Lucas, a former Capitol Hill staffer and an attorney, says he’s always pushed the limits, choosing jobs that let him create new playbooks and be part of effective change. When he opened Freehouse in November 2013, he set out to instill his own personal beliefs of clean food and clean ingredients at the brewery.
“I realized I got into the political world and the international law world to make a difference because I thought I wanted to be part of what was going on and closer to the centers of power,” Lucas says. “What I found out was governments are like a huge corporation and most people aren’t there to make a difference. What I realized was it wasn’t going to work from the inside and I wanted to do something that was going to represent my ideals. I’m not sitting in meetings with powerful people anymore who pull the voting lever, but in a sense I’m pulling the voting lever with my dollars every day.”
The brewery’s location along the Ashley River is no mistake. Lucas says he wants people to “sit here and look at this natural environment and think ‘I’m part of that,’” which dovetails into his devotion to making good, clean beer, which he shares in this edition of CraftBeer.com’s Full Pour.
Q: On your website, you say, “Freehouse is an expression of beer as we wish it to be.” Tell me about that.

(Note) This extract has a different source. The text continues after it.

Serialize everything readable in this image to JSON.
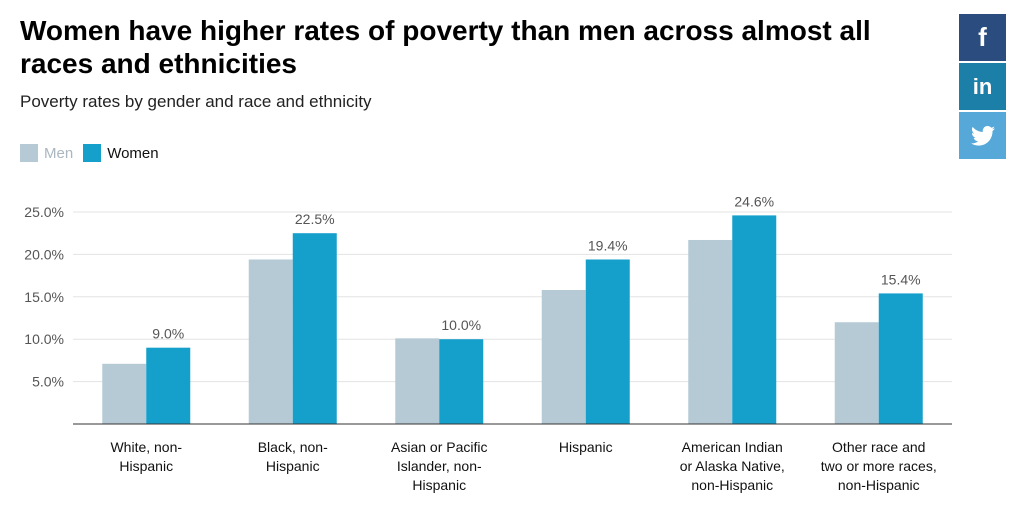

Arthur: I wanted to make beer that was crisp, clean, pure flavored, pure ingredients. I don’t really care about styles or the name of the beer, I just want good beer. You can have it in all shapes and sizes, but good beer takes a lot of care and a lot of work.
Q: When you say “good beer” you mean more than good flavor. You take it a step farther to organic. Would that be part of what you mean by good beer?
Arthur: I wouldn’t exclude those who are making good beer and using conventional ingredients. I gave a talk at the Southern Brewers Conference and it was about — well, everyone wants to hear about being organic. I can walk you through getting certified organic. The hard part is just paying more and finding all the ingredients you want.
The bigger deal is Freehouse stands for the freedom from poisons, for example. How can you be free if your water is poisoned? Freehouse stands for the lack of bad stuff being put into our beer.
Q: How did your life before opening a brewery lead up to what you stand for at Freehouse? How did that shape your decision?
Arthur: I was a licensed attorney and did international law. Before that I worked on Capital Hill. I helped start one of the first new congressional committees that had been formed in 25 years. I’ve always been part of something adventurous, a start up, in where we were kind of making the rules.
I’ve done a lot of traveling. I hitchhiked around the world and lived in foreign countries for work and pleasure. It totally opened my mind to less processed foods. I was all over these third world countries and saw people eating really healthy meals. They’re not adding things to it and the food is amazingly flavorful. I learned about vegetarianism and how radically different the American diet and economy is and how we have such an issue with health that is, to some degree, self inflicted. I started thinking about it and I really liked the ideas of pure and natural ingredients. You can tell what all of these chemical additives are doing — and you can’t even tell either, which is the other problem.
(Full Pour: How to Build a Brewery without an IPA)
I started homebrewing as a creative outlet. I had been traveling around the world and when I got back I had to get a serious job. I was working with the United States Congress all day long, and it’s pretty stressful. Homebrewing was in my apartment in D.C. I had no money because I was a Hill staffer. The temperature was perfect in my apartment for the fermentation of ales. The first few batches were good.
For an industry that’s so artisanal and focused on craft, I saw an obvious lack of people who were focusing on the purity of ingredients. I do not downgrade anyone else. I am so fortunate in life to have the experiences I’ve had. I don’t put anyone else down. It’s not about us being organic and you’re not — there’s nothing wrong with that. It’s not about saying we’re better. It’s saying, ”This is what we want to be a part of and share it with people.”
I want to be part of where I believe all food is going. Beer is food. I am preparing that for you. I am stamping that with the Freehouse brand. The only way I feel really comfortable doing that is not put anything in the beer that I would think twice about.
Q: How has the response been?
Arthur: I didn’t want to go all in with us being organic. [“Organic” is not in the brewery’s name] There are breweries out there that struggle with the word “organic” and people inserting in their minds “generic” instead of organic. The last thing we are is generic. I’m on the 12th generation of my own house yeast and brewery culture. That’s the antithesis of what we do every day. We’re about making something new that no one else has had before, and part of that is making it organic and keeping really high standards in the ingredients. It’s personal for me.